München, (lifePR) - Die deutsche Wirtschaft gerät bei großen Infrastrukturprojekten in Afrika gegenüber Wettbewerbern ins Hintertreffen, während allerdings der Absatz von Spezialprodukten deutscher Mittelständler im Infrastrukturbereich steigt. Angesichts dieser Bilanz fordern die Firmen eine stärkere Unterstützung durch die Politik. Dies war der wesentliche Tenor zur Eröffnung des 2. Deutsch-Afrikanischen Infrastrukturforums heute in München.

"Die Bauleistung deutscher Firmen belief sich 2013 auf rund 550 Mio. Euro. Das ist durchaus positiv, aber nichts gegen die Projektvolumina der Konkurrenz - zum Beispiel aus Asien", erklärte Stefan Liebing, Vorsitzender des Afrika-Verein der deutschen Wirtschaft zur Eröffnung des Forums. Wettbewerbsvorteile entstünden den Mitbewerbern vor allem durch großzügige Staatskredite und -garantien sowie durch eine zum Teil aggressive politische Flankierung. "Hier ist der deutsche Staat gefragt, die Unternehmen bei der Risikominimierung stärker zu unterstützen und Alternativen zu den "Billigkrediten" der Chinesen oder der großzügigen Verwendung von gebundener Entwicklungshilfe der Japaner zu entwickeln", so Liebing.

"Wenn wir verhindern wollen, dass die deutsche Wirtschaft auf den Zukunftsmärkten in Afrika Nischenanbieter bleibt, müssen Unternehmen und Bundesregierung mutiger werden." Das Interesse afrikanischer Regierungen an einer Zusammenarbeit mit deutschen Firmen sei aktuell groß.

"Dieses Momentum sollten wir nutzen. Regierungen investieren derzeit Milliarden in den Ausbau ihrer Häfen, Straßen und Städte. Der Ausbau von Infrastruktur ist zudem die wichtigste Voraussetzung für Fortschritt, Produktivität und nachhaltiges Wachstum auf dem afrikanischen Kontinent", so Liebing.

Der Parlamentarische Staatssekretär des Bundesministeriums für wirtschaftliche Zusammenarbeit und Entwicklung (BMZ), Thomas Silberhorn, betonte, dass Afrika aufgrund des enormen Ressourcenreichtums und einer jungen und wachsenden Bevölkerung über große Potenziale für eine nachhaltige wirtschaftliche Entwicklung verfüge.

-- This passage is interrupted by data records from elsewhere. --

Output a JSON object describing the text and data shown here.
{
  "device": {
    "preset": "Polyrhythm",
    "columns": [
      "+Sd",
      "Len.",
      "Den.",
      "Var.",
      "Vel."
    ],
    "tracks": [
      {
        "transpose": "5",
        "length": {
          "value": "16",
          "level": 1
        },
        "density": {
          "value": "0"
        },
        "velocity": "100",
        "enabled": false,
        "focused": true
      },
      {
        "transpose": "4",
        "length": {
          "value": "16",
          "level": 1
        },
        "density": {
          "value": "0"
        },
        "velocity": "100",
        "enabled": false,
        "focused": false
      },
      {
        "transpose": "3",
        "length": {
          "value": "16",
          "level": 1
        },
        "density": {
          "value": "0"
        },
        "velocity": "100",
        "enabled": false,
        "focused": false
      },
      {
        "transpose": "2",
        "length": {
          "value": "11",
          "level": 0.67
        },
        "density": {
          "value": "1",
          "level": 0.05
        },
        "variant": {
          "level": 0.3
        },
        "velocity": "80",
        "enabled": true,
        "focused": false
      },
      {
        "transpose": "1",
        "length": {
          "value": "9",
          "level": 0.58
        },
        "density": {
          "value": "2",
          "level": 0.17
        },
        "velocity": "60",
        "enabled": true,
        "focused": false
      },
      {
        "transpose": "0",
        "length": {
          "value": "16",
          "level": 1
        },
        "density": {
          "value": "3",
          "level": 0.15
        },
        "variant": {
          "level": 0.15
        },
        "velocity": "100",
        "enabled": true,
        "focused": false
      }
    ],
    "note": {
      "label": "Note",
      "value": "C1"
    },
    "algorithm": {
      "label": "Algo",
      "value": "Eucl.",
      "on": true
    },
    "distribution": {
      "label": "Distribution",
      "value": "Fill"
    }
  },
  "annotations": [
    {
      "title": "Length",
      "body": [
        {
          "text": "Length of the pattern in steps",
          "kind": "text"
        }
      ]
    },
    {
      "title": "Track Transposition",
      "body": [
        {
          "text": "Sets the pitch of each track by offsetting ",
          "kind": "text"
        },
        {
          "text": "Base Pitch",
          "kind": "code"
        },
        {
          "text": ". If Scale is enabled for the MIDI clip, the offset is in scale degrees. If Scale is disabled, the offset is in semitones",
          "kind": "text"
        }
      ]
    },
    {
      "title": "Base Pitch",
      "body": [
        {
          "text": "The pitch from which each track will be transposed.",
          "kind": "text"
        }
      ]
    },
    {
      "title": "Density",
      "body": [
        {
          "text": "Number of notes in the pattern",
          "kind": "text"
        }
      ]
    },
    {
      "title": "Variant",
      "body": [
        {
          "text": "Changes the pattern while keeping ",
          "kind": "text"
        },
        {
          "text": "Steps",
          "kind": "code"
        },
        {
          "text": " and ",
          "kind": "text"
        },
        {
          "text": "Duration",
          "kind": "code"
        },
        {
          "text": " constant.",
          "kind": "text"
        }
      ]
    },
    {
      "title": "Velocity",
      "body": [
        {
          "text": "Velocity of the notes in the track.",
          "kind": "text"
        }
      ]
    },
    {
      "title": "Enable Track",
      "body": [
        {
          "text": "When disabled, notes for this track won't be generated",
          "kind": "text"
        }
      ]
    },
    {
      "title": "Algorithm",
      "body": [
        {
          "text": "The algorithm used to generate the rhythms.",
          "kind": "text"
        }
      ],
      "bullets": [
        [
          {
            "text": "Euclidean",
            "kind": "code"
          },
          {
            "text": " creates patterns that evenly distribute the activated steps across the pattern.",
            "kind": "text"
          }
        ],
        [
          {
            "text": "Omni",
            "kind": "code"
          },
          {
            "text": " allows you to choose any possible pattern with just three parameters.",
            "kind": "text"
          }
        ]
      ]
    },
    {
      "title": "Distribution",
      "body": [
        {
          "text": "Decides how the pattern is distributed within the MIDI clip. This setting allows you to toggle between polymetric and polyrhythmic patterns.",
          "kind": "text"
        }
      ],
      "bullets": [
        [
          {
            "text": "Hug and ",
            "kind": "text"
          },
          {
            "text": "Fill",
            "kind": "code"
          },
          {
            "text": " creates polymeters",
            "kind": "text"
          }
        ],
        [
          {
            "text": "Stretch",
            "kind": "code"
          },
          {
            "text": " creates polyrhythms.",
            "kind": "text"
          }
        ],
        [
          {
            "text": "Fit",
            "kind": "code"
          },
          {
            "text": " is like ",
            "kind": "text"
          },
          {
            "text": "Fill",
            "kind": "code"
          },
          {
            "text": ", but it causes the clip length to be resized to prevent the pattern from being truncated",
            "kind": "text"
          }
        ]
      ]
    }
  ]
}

Um diese Potenziale zu heben, seien die regionale wirtschaftliche Integration und eine funktionierende Infrastruktur von großer Bedeutung. Hier träfen unternehmerische Chancen und entwicklungspolitischer Handlungsbedarf zusammen. Das Bundesentwicklungsministerium begleite daher deutsche Firmen, die sich in Afrika engagierten. Es gebe 450 Kooperationsprojekte mit einem bisherigen Gesamtvolumen von 250 Mio. Euro.

Trotz derzeit schwieriger Zeiten in Westafrika zeigt die deutsche Bauindustrie großes Interesse an Infrastrukturprojekten in Afrika. Im Rahmen des Forums in München treffen am 3. und 4. Dezember fast 250 Experten aus Deutschland und zahlreichen afrikanischen Ländern zusammen, um über potentielle gemeinsame Projekte zu sprechen. Unter den Gästen sind unter anderem die Transport- und Infrastrukturminister aus Côte d'Ivoire, Ghana, Ruanda, Kenia und Ägypten, die für mehr deutsches Engagement in ihren Ländern werben.